Diğer bir önemli konusu, faaliyet karlarının düşmesi ile borçların artması gelmekte , mevcut durumda Ereğli borçlarını borçla ötelemekte , bu durum sürdürülebilir olmamakla beraber ödenen faiz üretilen faaliyet karının üzerinde olması durumun tersine dönmesi gerektiği sinyallerini vermeye başlamış durumda.
Finansal tarafında bu şekilde bir durum gerçekleşmişken satış ve karlılık tarafında ise şirketin ton bazlı üretim ve satışlarında artışlar gerçekleşirken miktarsal satışlarda aynı oranda artış sağlanamadığı görülmekte buda ton bazlı satışlar artsa da birim fiyatlarda düşüşün olduğunu gösteriyor. Birim fiyatlardaki bu düşüşe birde maliyetlerdeki artış eklendiğinde doğal olarak istenilen oranda bir faaliyet karı gerçekleşmiyor. Bu 3 konu ereğli özelinde olsa da etki sadece yurt içi kaynaklı olmamakla beraber yurt dışında meydana gelen hammadde fiyatlarının düşüşü ile hrc fiyatlarındaki düşüşte oluşan etkinin ana damarlarını oluşturmakta. Durum bu şekilde devam ederse fazla bir şey beklememek gerekir durumun düzelmesi, hem Türkiye’de hem de globalde yassı çelik talebinin artması gerekmekte bu artışta ekonomilerin canlanması sonucunda başlayacaktır.
Buraya kadar şirketin mevcut durumunu anlattık bizim için önemli olan bu günden sonra durum ne olabilir. Gelecekte satışlar artar mı? beraberinde karları arttırabilir mi? detaylandırmaya çalışalım.
İlk olarak Ereğli’yi bir hammadde üreticisi olarak sayarsak Ereğli’den ürün tedariği yapan sektörlerin durumunu değerlendirmemiz gerekir. Global tarafta da başta Çin olmak üzere Avrupa bölgesine ürün satan sektörlerden Ereğli’den hammadde alan sektörlerin durumunu incelememiz gerekir.
Çini incelemek bize ne katacaktır. Çin dünyanın en büyük ithalatçısı ve ihracatçısı konumunda. Dünya çelik üreticileri arasında %50 pay ile ilk sırada bulunmakta. İçeride özellikle konut sektörü taraflı daralma Çinin ithalatını zayıflatmış ve iç talepteki fazlalığı dünya piyasasına düşük karlarla satarak fiyatlardaki düşüşü etkilemiştir. Çin iç piyasasının canlanması diğer şirketlerin karlılığı açısından önemli bir durum olacaktır.
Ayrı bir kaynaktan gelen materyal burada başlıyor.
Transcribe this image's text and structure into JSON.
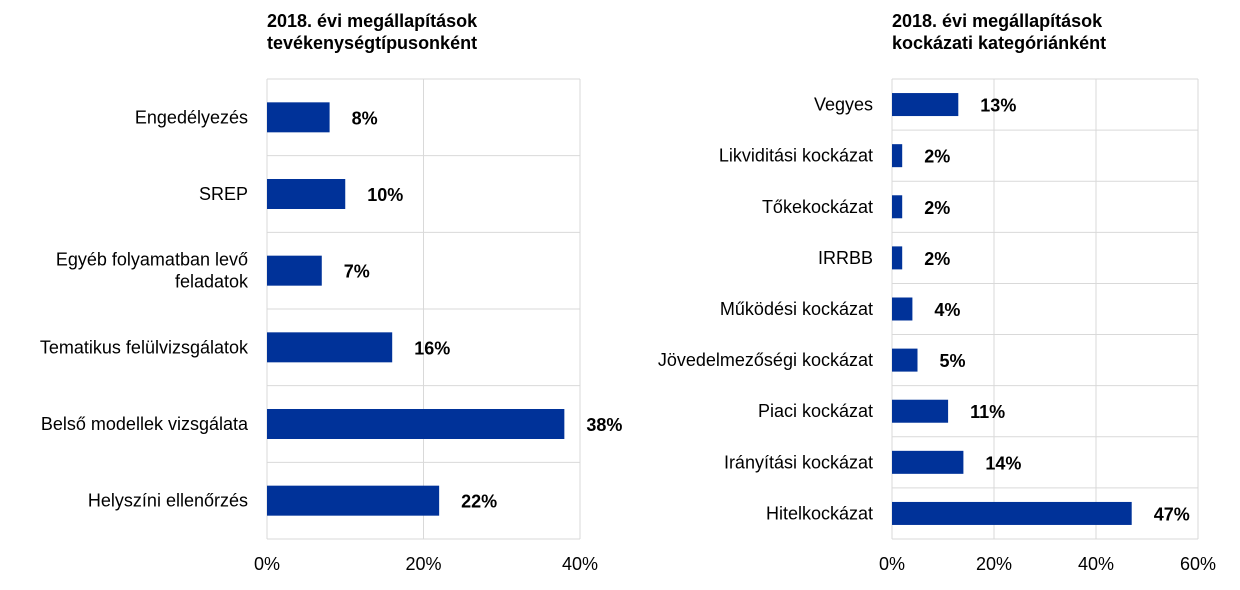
{
  "chart_data": [
    {
      "type": "bar",
      "orientation": "horizontal",
      "title": [
        "2018. évi megállapítások",
        "tevékenységtípusonként"
      ],
      "categories": [
        "Engedélyezés",
        "SREP",
        "Egyéb folyamatban levő feladatok",
        "Tematikus felülvizsgálatok",
        "Belső modellek vizsgálata",
        "Helyszíni ellenőrzés"
      ],
      "category_lines": [
        [
          "Engedélyezés"
        ],
        [
          "SREP"
        ],
        [
          "Egyéb folyamatban levő",
          "feladatok"
        ],
        [
          "Tematikus felülvizsgálatok"
        ],
        [
          "Belső modellek vizsgálata"
        ],
        [
          "Helyszíni ellenőrzés"
        ]
      ],
      "values": [
        8,
        10,
        7,
        16,
        38,
        22
      ],
      "value_labels": [
        "8%",
        "10%",
        "7%",
        "16%",
        "38%",
        "22%"
      ],
      "xlim": [
        0,
        40
      ],
      "xticks": [
        0,
        20,
        40
      ],
      "xtick_labels": [
        "0%",
        "20%",
        "40%"
      ],
      "bar_color": "#003299",
      "grid": true
    },
    {
      "type": "bar",
      "orientation": "horizontal",
      "title": [
        "2018. évi megállapítások",
        "kockázati kategóriánként"
      ],
      "categories": [
        "Vegyes",
        "Likviditási kockázat",
        "Tőkekockázat",
        "IRRBB",
        "Működési kockázat",
        "Jövedelmezőségi kockázat",
        "Piaci kockázat",
        "Irányítási kockázat",
        "Hitelkockázat"
      ],
      "category_lines": [
        [
          "Vegyes"
        ],
        [
          "Likviditási kockázat"
        ],
        [
          "Tőkekockázat"
        ],
        [
          "IRRBB"
        ],
        [
          "Működési kockázat"
        ],
        [
          "Jövedelmezőségi kockázat"
        ],
        [
          "Piaci kockázat"
        ],
        [
          "Irányítási kockázat"
        ],
        [
          "Hitelkockázat"
        ]
      ],
      "values": [
        13,
        2,
        2,
        2,
        4,
        5,
        11,
        14,
        47
      ],
      "value_labels": [
        "13%",
        "2%",
        "2%",
        "2%",
        "4%",
        "5%",
        "11%",
        "14%",
        "47%"
      ],
      "xlim": [
        0,
        60
      ],
      "xticks": [
        0,
        20,
        40,
        60
      ],
      "xtick_labels": [
        "0%",
        "20%",
        "40%",
        "60%"
      ],
      "bar_color": "#003299",
      "grid": true
    }
  ]
}
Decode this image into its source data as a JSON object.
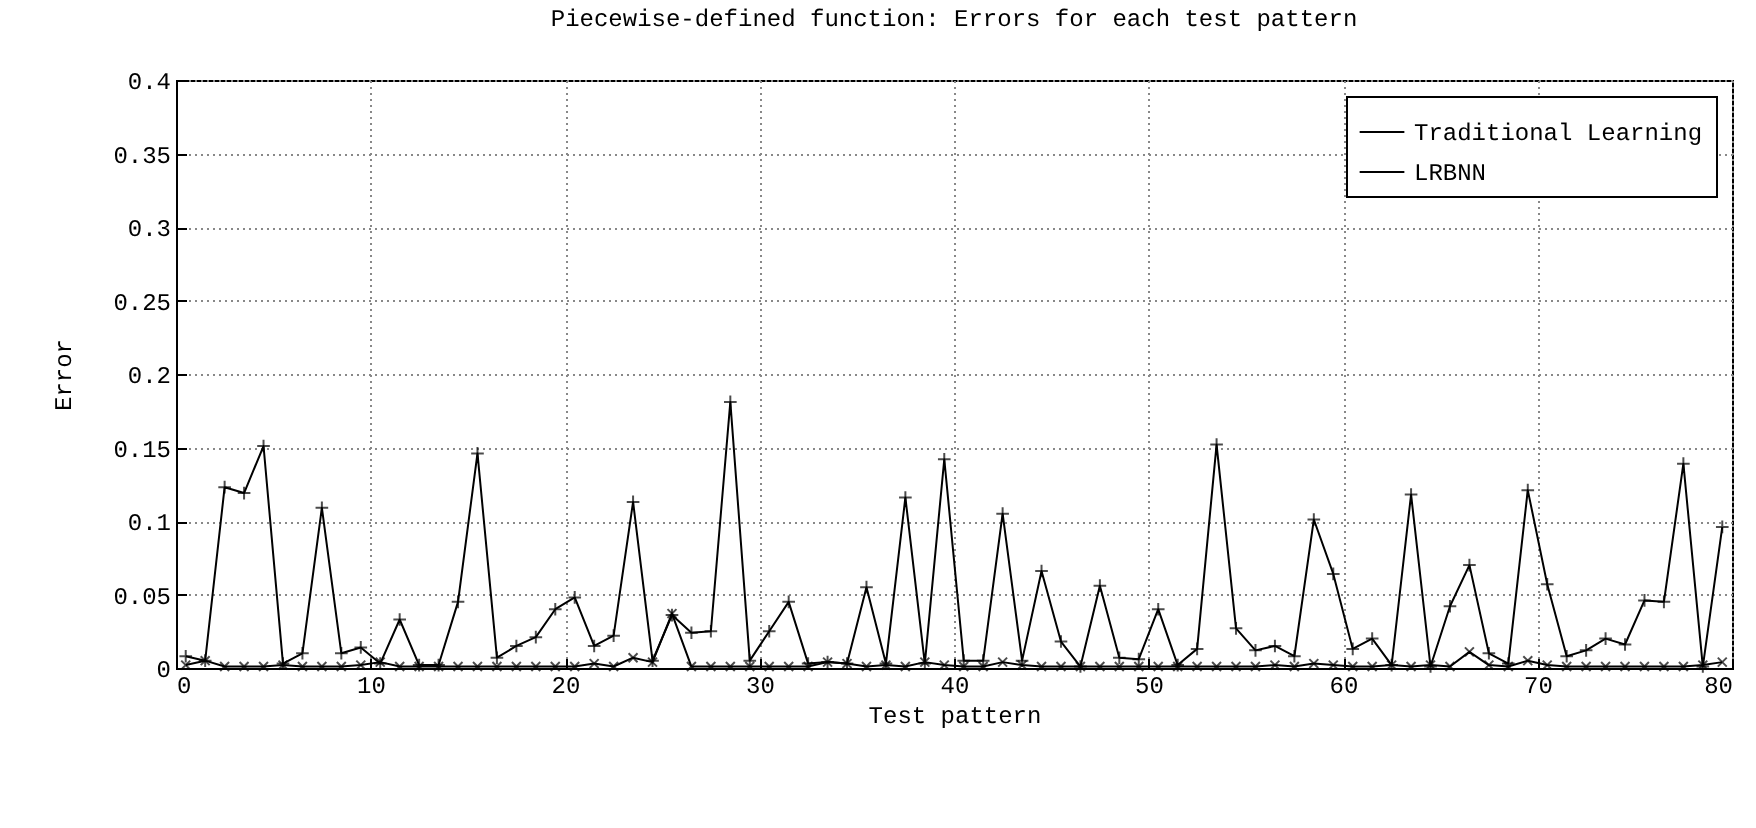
{
  "chart_data": {
    "type": "line",
    "title": "Piecewise-defined function: Errors for each test pattern",
    "xlabel": "Test pattern",
    "ylabel": "Error",
    "x": [
      0.5,
      1.5,
      2.5,
      3.5,
      4.5,
      5.5,
      6.5,
      7.5,
      8.5,
      9.5,
      10.5,
      11.5,
      12.5,
      13.5,
      14.5,
      15.5,
      16.5,
      17.5,
      18.5,
      19.5,
      20.5,
      21.5,
      22.5,
      23.5,
      24.5,
      25.5,
      26.5,
      27.5,
      28.5,
      29.5,
      30.5,
      31.5,
      32.5,
      33.5,
      34.5,
      35.5,
      36.5,
      37.5,
      38.5,
      39.5,
      40.5,
      41.5,
      42.5,
      43.5,
      44.5,
      45.5,
      46.5,
      47.5,
      48.5,
      49.5,
      50.5,
      51.5,
      52.5,
      53.5,
      54.5,
      55.5,
      56.5,
      57.5,
      58.5,
      59.5,
      60.5,
      61.5,
      62.5,
      63.5,
      64.5,
      65.5,
      66.5,
      67.5,
      68.5,
      69.5,
      70.5,
      71.5,
      72.5,
      73.5,
      74.5,
      75.5,
      76.5,
      77.5,
      78.5,
      79.5
    ],
    "series": [
      {
        "name": "Traditional Learning",
        "color": "#000000",
        "values": [
          0.008,
          0.005,
          0.123,
          0.119,
          0.151,
          0.003,
          0.01,
          0.109,
          0.01,
          0.014,
          0.003,
          0.033,
          0.002,
          0.002,
          0.045,
          0.146,
          0.007,
          0.015,
          0.021,
          0.04,
          0.048,
          0.015,
          0.022,
          0.113,
          0.005,
          0.036,
          0.024,
          0.025,
          0.181,
          0.005,
          0.025,
          0.045,
          0.003,
          0.004,
          0.003,
          0.055,
          0.003,
          0.116,
          0.003,
          0.142,
          0.005,
          0.005,
          0.105,
          0.005,
          0.066,
          0.018,
          0.001,
          0.056,
          0.007,
          0.006,
          0.04,
          0.002,
          0.013,
          0.152,
          0.027,
          0.012,
          0.015,
          0.008,
          0.101,
          0.064,
          0.013,
          0.02,
          0.002,
          0.118,
          0.001,
          0.042,
          0.07,
          0.01,
          0.003,
          0.121,
          0.057,
          0.008,
          0.012,
          0.02,
          0.016,
          0.046,
          0.045,
          0.139,
          0.001,
          0.096
        ]
      },
      {
        "name": "LRBNN",
        "color": "#000000",
        "values": [
          0.002,
          0.005,
          0.001,
          0.001,
          0.001,
          0.002,
          0.001,
          0.001,
          0.001,
          0.002,
          0.004,
          0.001,
          0.001,
          0.001,
          0.001,
          0.001,
          0.001,
          0.001,
          0.001,
          0.001,
          0.001,
          0.003,
          0.001,
          0.007,
          0.004,
          0.037,
          0.001,
          0.001,
          0.001,
          0.001,
          0.001,
          0.001,
          0.001,
          0.004,
          0.003,
          0.001,
          0.002,
          0.001,
          0.004,
          0.002,
          0.001,
          0.001,
          0.004,
          0.002,
          0.001,
          0.001,
          0.001,
          0.001,
          0.001,
          0.001,
          0.001,
          0.001,
          0.001,
          0.001,
          0.001,
          0.001,
          0.002,
          0.001,
          0.003,
          0.002,
          0.001,
          0.001,
          0.002,
          0.001,
          0.002,
          0.001,
          0.011,
          0.002,
          0.001,
          0.005,
          0.002,
          0.001,
          0.001,
          0.001,
          0.001,
          0.001,
          0.001,
          0.001,
          0.002,
          0.004
        ]
      }
    ],
    "xlim": [
      0,
      80
    ],
    "xticks": [
      0,
      10,
      20,
      30,
      40,
      50,
      60,
      70,
      80
    ],
    "ylim": [
      0,
      0.4
    ],
    "yticks": [
      0,
      0.05,
      0.1,
      0.15,
      0.2,
      0.25,
      0.3,
      0.35,
      0.4
    ],
    "grid": true,
    "legend": "top right",
    "marker": "cross",
    "line_style": "solid"
  }
}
İleriye dönük beklentiler arasında yapılan pelet ve kok üretim yatırımları ile hammaddede dışa bağımlılığı minimize edecek ve maliyetlerin iyileşmesi ile karlarda artış beklenmektedir. Maliyetlerin azalması ile beraber anti damping önlemleri ile beraber yurt içinde ithalatta oluşacak kısıtlama ile mali duruma katkı sağlanırken globalde Çine uygulanan gümrük vergileri ile de Ereğli’nin ihracat pazarını açacaktır.
Şirketin maliyetlerindeki dengelenme sadece iç piyasada oluşacak maliyet düşürücü önlemlerle yeterli kalmayacağı Ereğli’de maliyetin önemli iki kalemi olan hrc fiyatları ve hammadde fiyatları arasındaki dengenin globalde olumlu seyretmesi gerekir.
Hrc fiyatları artarken demir cevheri fiyatlarının dengede kalması veya düşmesi şirketin karlılığını arttıracaktır. Bu sebepten bu dengenin kurulabilmesi için globaldeki hrc fiyatları ve ana hammadde olan demir cevheri fiyatları arasındaki fark takip edilmesi gerekmekte. Karlığın artması birazda bu dengeye bağlı diye söylenebilir.
Tüm bu beklentiler doğrultusunda yakın zamanda hemen bir şeyin değişeceğini söylemek doğru olmamakla beraber uzun vadede yatırımların devreye girmesiyle maliyetlerde oluşacak iyileşmeler karları arttıracaktır. Hrc fiyatlarındaki düşüş, globaldeki ticari risklerin artması iyileşmeyi öteleyecektir.